01 DE MAYO | DÍA INTERNACIONAL DE LXS TRABAJADORXS

El 1º de mayo de 1886,  por disposición del Congreso de la Federación Americana del Trabajo,  miles de trabajadorxs realizaron huelgas en los Estados Unidos. Una de las mayores adhesiones se produjo en la ciudad de Chicago, donde la jornada laboral se extendía desde las 4 de la manana hasta las 20 hs. La reducción a 8 hs. era uno de los principales motivos por los que se enfrentaba a las patronales.

Aquel día 650000 trabajadores y trabajadoras participaron de la huelga, a pesar de los viles intentos por quebrar la unidad y la represión policial que dejó muertos y heridos. La respuesta contra las arbitrariedades se tradujo en una multitudinaria convocatoria en  la plaza Haymarket, en el sur de Chicago, donde la policía -bajo las órdenes de las patronales- volvió a reprimir golpeando y disparando contra la multitud cuando alguien (luego se supo que fue una maniobra patronal para culpar a quienes manifestaban) arrojó una bomba contra los uniformados. 

A partir de entonces se dio una feroz persecución contra los principales dirigentes obreros que fueron detenidos y condenados a través de un proceso en el que se utilizaron todo tipo de irregularidades y falsos testimonios. Sus nombres pasarían a formar parte emblemática de la historia de la clase obrera.

August Spies, Michael Schwab, Adolph Fischer, George Engel, Louis Lingg, Albert Parsons, Samuel Fielden y Oscar Neebe fueron condenados a muerte. El 11 de noviembre de 1887 Spies, Engel, Fischer y Parsons fueron ahorcados. Unos días antes Louis Lingg se había quitado la vida en su celda. Fielden, Schwab y Neebel pasaron largos años en prisión.
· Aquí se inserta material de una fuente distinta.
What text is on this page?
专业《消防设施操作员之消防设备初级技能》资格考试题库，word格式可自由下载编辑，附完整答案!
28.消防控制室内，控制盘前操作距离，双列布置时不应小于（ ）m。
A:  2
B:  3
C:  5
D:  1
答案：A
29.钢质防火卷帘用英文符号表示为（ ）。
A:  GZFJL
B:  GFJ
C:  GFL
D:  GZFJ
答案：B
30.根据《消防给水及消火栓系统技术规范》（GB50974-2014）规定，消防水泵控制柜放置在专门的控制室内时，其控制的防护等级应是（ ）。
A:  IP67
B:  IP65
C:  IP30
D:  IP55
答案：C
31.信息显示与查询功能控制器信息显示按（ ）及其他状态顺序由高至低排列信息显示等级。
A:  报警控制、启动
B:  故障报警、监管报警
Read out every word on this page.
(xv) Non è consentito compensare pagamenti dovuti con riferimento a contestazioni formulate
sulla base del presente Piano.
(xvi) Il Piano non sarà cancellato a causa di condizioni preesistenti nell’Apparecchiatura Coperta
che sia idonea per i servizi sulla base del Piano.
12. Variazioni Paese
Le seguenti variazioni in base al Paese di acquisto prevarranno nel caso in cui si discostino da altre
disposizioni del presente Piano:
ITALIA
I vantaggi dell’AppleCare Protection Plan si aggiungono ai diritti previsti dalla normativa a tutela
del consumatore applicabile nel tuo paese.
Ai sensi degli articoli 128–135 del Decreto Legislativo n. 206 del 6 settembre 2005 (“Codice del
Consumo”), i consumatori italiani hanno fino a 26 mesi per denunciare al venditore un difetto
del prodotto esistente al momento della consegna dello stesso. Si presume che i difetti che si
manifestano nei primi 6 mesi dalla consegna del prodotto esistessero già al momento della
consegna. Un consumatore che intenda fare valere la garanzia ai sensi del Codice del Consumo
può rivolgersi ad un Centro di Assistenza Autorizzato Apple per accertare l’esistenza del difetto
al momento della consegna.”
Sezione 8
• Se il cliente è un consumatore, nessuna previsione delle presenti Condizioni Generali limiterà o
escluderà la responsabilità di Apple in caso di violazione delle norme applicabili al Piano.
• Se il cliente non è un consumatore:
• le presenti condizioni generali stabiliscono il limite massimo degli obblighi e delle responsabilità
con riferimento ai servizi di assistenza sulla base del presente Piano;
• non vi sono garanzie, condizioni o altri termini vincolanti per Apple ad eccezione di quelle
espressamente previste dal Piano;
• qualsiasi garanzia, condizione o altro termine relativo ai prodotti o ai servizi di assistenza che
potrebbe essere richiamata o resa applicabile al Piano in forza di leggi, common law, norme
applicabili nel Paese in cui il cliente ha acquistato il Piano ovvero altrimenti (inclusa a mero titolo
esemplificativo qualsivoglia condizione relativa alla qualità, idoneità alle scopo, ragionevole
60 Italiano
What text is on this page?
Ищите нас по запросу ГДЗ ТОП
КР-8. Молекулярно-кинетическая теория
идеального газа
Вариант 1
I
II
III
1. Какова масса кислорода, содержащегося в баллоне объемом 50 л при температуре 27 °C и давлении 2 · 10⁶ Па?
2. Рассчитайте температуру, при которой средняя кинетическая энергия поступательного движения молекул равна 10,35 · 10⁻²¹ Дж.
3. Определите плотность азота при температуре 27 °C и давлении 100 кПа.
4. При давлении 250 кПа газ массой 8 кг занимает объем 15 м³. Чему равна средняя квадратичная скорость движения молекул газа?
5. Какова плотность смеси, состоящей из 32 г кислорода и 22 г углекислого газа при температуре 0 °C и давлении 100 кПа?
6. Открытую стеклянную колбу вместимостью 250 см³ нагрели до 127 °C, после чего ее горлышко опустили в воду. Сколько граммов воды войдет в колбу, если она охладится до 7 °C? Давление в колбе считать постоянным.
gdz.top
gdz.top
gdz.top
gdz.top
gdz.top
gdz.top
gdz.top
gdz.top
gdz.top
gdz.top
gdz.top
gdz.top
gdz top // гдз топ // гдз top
A partir de ese momento, el mundo los recordará como “los mártires de Chicago”. 

En 1889, el Congreso Socialista de París fundó la II Internacional de Trabajadores con delegados de organizaciones socialistas de más de 20 países -entre ellos, Argentina. Ese organismo dispuso una jornada internacional de protesta para exigir el cumplimiento de sus reivindicaciones, entre ellas la reducción de la jornada laboral. En honor a aquellos obreros de Chicago, se decidió que la misma se realizaría el 1º de mayo de 1890. Ese día, cientos de miles de trabajadores y trabajadoras se manifestaron en las principales ciudades del mundo y, una de ellas, fue Bahía Blanca. La organización sindical argentina se estaba forjando en una clase trabajadora que hacía carne los principios de unidad y solidaridad frente a los atropellos patronales y estatales.

 

Hoy, a 134 años de aquellas jornadas históricas, los y las judiciales -como millones de trabajadores y trabajadores- nos encontramos atravesando una crisis sanitaria mundial que pone a prueba todo nuestro esfuerzo por proteger la salud de nuestros compañeros y compañeras que diariamente van a cubrir las guardias mínimas o trabajan desde sus domicilios. No hay otro garante del respeto a los derechos laborales que el sindicato. La unidad hará posible enfrentar a la pandemia y la acción gremial a los abusos que se cometan en este marco por parte de la patronal y las corporaciones afines. 

 

Este 1º de mayo, la AJB saluda a sus afiliados y afiliadas y rinde homenaje a los mártires de Chicago y a todxs lxs trabajadorxs que han pagado con su vida la intención de construir un mundo más justo y más digno.